Le blues de Melle Rose

Je suis en pleine introspection, je voulais du calme et de la quiétude pour me débarrasser de cette mélancolie qui me prends par surprise et ne me lâche plus. Ce matin, j’ai pris l’omnibus jusqu’à la Comté*, j’y ai pris une chambre à l’auberge du village. La Lawe* y coule paisiblement, sans contrainte, jusqu’à la cascade et son moulin voisin. Une petite rupture de pente de quelques mètres a été créée pour alimenter le moulin en eau. La musique cristalline de la rivière m’attire. Je cherche l’endroit le plus discret, j’ étends une couverture sur l’herbe fraiche et je m’y allonge. Elle murmure, chuchote, gazouille à mon oreille et m’apaise. Il me faut surmonter mes craintes pour pouvoir reprendre le cours de ma vie.

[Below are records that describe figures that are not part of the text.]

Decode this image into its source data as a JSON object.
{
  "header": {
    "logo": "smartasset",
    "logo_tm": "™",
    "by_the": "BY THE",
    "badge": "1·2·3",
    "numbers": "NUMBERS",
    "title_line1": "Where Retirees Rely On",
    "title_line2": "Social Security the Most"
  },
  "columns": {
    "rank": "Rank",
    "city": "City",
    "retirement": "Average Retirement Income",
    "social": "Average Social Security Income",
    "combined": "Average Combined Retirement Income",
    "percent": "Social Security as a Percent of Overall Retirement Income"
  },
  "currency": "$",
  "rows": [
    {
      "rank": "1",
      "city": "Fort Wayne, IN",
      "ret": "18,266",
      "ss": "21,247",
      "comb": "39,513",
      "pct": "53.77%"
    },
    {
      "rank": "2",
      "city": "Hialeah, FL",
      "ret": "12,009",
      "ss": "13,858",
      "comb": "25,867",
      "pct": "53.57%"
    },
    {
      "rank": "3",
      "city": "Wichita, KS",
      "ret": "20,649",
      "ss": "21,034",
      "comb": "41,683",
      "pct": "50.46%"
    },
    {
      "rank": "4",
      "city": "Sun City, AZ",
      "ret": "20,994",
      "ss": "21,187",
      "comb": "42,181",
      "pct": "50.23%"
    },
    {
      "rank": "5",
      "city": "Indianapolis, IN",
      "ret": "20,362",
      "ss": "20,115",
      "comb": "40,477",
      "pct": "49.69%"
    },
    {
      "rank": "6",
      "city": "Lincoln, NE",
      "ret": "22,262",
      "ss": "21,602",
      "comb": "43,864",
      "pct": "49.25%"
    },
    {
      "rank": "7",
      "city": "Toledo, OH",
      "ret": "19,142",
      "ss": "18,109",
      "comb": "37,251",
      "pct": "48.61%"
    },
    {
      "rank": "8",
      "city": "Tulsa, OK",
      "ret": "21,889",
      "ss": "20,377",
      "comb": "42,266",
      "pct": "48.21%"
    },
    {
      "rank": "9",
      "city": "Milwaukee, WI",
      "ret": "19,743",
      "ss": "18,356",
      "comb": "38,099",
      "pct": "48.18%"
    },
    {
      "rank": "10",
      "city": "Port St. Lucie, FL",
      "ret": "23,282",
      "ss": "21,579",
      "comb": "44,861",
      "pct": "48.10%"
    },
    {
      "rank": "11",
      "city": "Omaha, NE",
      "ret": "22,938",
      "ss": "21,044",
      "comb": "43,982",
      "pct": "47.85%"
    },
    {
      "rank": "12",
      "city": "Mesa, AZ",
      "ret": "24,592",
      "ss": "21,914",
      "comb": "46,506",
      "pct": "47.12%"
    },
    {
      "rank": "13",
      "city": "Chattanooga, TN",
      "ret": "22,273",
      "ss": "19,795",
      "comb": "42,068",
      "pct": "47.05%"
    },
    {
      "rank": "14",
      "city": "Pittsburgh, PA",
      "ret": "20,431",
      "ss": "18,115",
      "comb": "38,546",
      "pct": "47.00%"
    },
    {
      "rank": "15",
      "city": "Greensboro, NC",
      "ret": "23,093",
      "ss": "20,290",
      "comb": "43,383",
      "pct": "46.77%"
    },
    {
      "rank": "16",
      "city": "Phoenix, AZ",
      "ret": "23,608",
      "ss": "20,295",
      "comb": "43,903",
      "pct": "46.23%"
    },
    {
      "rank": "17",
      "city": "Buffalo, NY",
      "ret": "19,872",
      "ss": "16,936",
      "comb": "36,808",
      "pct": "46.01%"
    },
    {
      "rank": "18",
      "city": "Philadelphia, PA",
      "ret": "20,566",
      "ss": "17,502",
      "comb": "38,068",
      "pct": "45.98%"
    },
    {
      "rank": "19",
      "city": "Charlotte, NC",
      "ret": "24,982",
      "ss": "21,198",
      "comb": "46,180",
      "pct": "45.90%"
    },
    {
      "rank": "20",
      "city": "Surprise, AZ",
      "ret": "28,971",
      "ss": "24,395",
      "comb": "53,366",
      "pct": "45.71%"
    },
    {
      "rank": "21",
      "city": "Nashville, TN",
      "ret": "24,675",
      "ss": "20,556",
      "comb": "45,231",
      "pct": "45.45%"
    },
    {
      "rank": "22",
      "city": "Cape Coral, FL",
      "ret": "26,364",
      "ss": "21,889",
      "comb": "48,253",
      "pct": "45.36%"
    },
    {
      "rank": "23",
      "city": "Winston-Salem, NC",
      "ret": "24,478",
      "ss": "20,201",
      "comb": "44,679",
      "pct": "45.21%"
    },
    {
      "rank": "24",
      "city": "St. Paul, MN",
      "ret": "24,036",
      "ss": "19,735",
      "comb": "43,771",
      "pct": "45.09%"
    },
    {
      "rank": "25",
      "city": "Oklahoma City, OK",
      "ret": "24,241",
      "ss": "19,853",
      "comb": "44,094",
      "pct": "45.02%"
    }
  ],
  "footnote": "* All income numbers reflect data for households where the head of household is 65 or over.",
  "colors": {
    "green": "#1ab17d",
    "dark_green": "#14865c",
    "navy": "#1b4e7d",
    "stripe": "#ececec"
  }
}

Qui suis-je ? Je n’ai pas d’existence légale puisque je suis une chimère. Si je ne reste pas en contact avec les personnes rencontrées, je tombe dans l’oubli. J’entretiens une correspondance assidue avec mes amis en sachant très bien qu’ils vont vieillir et, qu’un jour, il me faudra cesser de leur écrire. Mon cœur saigne ! Pas d’époux, pas d’enfants simplement la solitude. Ai-je une âme ? Cette petite flamme éternelle ! Cette conscience spirituelle qui fait de toi un être humain. Je suis un corps, un esprit capable d’apprendre, de se délecter de connaissances, d’aimer, d’admirer ? Ou ne suis-je qu’un reflet de la personnalité de Catherine ?

Avenue Wilson à Calais

Mais je suis Mademoiselle Rose ! Quand je me réveille dans une époque trop éloignée de la mienne, une malle de vêtements se dresse aux pieds de mon lit. Je peux aussi m’endormir dans mon lit et me réveiller dans un autre lieu, un autre pays ! Le retour à la réalité est un peu délicat mais enfin ! Je n’ai aucun problème d’argent ! J’ai même pu acheter mon immeuble. Je vis au premier étage, les autres je les ai loués. J’ai eu la chance de connaître des êtres à la valeur inestimable : Etienne, Charles, Joséphine, Edouard, Catherine et bien d’autres. J’ai aimé toutes ces rencontres qui sont retranscrites pour la postérité.

La cascade de la Lawe

J’ouvre les yeux, le ciel apparait et disparait au travers du pinacle sous l’effet du souffle d’Eole. Le feuillage bruisse, la rivière s’écoule, la cascade pianote et j’ai enfin retrouvé la sérénité. Comme prévu, je vais rester tout le week-end dans ce charmant petit village. Je vais y dormir, rencontrer les villageois, me régaler des repas servis à l’auberge. Je vais sourire, je vais profiter, en un mot être heureuse.

*La Lawe est un affluent de la Lys et un sous-affluent de l’Escaut. La Comté est un village du Pas de Calais près de Lens.